Мохнатая туша, урча, протопала по дальнему берегу и исчезла за сосенками. Тяжелый запах кислятины заглушил вонь болотной гнили. Последний раунд оказался за хозяином, но поединок продолжался.

Рудин заприметил среди коряг «мосинку». Двинул через топь на середину болотца, подхватил винтовку. Теперь она годилась разве что для штыковой атаки. Но его это не остановило. Доктор пошел туда, откуда доносился хруст ветвей и грузные шаги.

Оказалось, что это чертовски сложно – идти на двух ногах быстро, когда твой вес вернулся к норме; когда на твоей стороне больше нет гравитационной форы.

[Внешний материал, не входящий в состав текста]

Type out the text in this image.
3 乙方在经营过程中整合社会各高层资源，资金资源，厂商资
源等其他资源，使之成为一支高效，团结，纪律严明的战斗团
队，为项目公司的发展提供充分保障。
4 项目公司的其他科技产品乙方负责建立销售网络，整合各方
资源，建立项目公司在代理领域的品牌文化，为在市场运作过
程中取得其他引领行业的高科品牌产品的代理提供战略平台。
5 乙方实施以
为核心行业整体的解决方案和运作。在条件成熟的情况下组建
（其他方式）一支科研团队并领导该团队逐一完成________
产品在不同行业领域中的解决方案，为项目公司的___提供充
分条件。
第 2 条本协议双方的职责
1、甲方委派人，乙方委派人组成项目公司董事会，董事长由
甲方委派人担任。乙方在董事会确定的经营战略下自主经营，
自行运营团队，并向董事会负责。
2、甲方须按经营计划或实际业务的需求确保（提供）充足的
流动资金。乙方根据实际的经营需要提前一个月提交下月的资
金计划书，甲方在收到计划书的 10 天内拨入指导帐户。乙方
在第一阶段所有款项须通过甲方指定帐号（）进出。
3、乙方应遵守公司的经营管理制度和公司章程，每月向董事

Рудин рвался вперед. Вперед – для того, чтобы добить проклятую тварь, проникшую в мир людей. Вперед – пронзить штыком, проломить человеческую голову прикладом. Втоптать бестию в грязь, утопить в болоте. Таких Земля не должна носить, нет, господа, она должна расступаться под ними…

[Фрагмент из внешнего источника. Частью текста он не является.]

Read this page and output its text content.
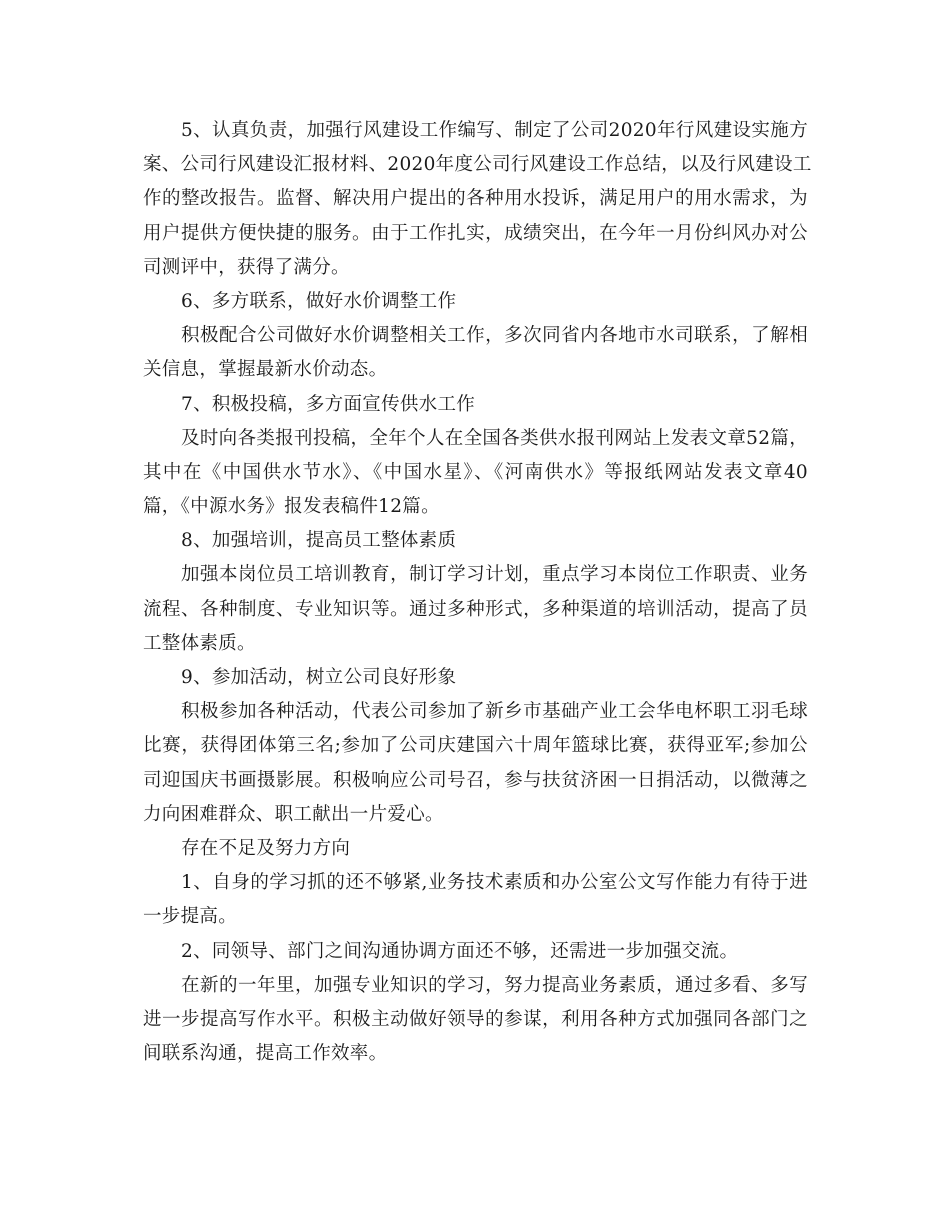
5、认真负责，加强行风建设工作编写、制定了公司2020年行风建设实施方
案、公司行风建设汇报材料、2020年度公司行风建设工作总结，以及行风建设工
作的整改报告。监督、解决用户提出的各种用水投诉，满足用户的用水需求，为
用户提供方便快捷的服务。由于工作扎实，成绩突出，在今年一月份纠风办对公
司测评中，获得了满分。
6、多方联系，做好水价调整工作
积极配合公司做好水价调整相关工作，多次同省内各地市水司联系，了解相
关信息，掌握最新水价动态。
7、积极投稿，多方面宣传供水工作
及时向各类报刊投稿，全年个人在全国各类供水报刊网站上发表文章52篇，
其中在《中国供水节水》、《中国水星》、《河南供水》等报纸网站发表文章40
篇，《中源水务》报发表稿件12篇。
8、加强培训，提高员工整体素质
加强本岗位员工培训教育，制订学习计划，重点学习本岗位工作职责、业务
流程、各种制度、专业知识等。通过多种形式，多种渠道的培训活动，提高了员
工整体素质。
9、参加活动，树立公司良好形象
积极参加各种活动，代表公司参加了新乡市基础产业工会华电杯职工羽毛球
比赛，获得团体第三名;参加了公司庆建国六十周年篮球比赛，获得亚军;参加公
司迎国庆书画摄影展。积极响应公司号召，参与扶贫济困一日捐活动，以微薄之
力向困难群众、职工献出一片爱心。
存在不足及努力方向
1、自身的学习抓的还不够紧,业务技术素质和办公室公文写作能力有待于进
一步提高。
2、同领导、部门之间沟通协调方面还不够，还需进一步加强交流。
在新的一年里，加强专业知识的学习，努力提高业务素质，通过多看、多写
进一步提高写作水平。积极主动做好领导的参谋，利用各种方式加强同各部门之
间联系沟通，提高工作效率。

Раздался отчаянный вопль, стволы сосенок загудели от могучих ударов. Рудин раздвинул клейкие лапы, посмотрел на освещенную луной прогалину. Собрался протиснуться дальше, но удержался в последний миг.

Лютый медведь мял бока сразу трем людоедам. Худой, он, похоже, недавно вышел из спячки. Людоеды верещали, как щенки. Медведь же, урча, калечил их размашистыми ударами. Кости, привыкшие к марсианской легкости бытия, ломались с выразительным треском. Потом зверь повернул морду в сторону Рудина, подергал влажным носом, раскрыл широченную пасть и заревел, разбрызгивая слюну.

Доктор отступил и скрылся за липкой хвоей. Потом отшвырнул винтовку и побежал куда глаза глядят. Не обращая внимания ни на колючие лапы, что норовили стегнуть по лицу, ни на ветви кустарников, которые цеплялись за одежду, словно нарочно замедляя его бег. Голоса людоедов постепенно таяли. в конце концов их заглушил шум ветра и скрип сосновых верхушек.

Рудин остановился лишь раз: когда заметил среди поросших мохом валунов золотистый огонек. Ручное оружие хозяев валялось на насте из рыжих иголок, внутри стеклянного конуса плавала последняя искра. Рудин поднял чужепланетную штуковину и сунул ее под тужурку. Он даже не знал, зачем это делает, – просто на всякий случай.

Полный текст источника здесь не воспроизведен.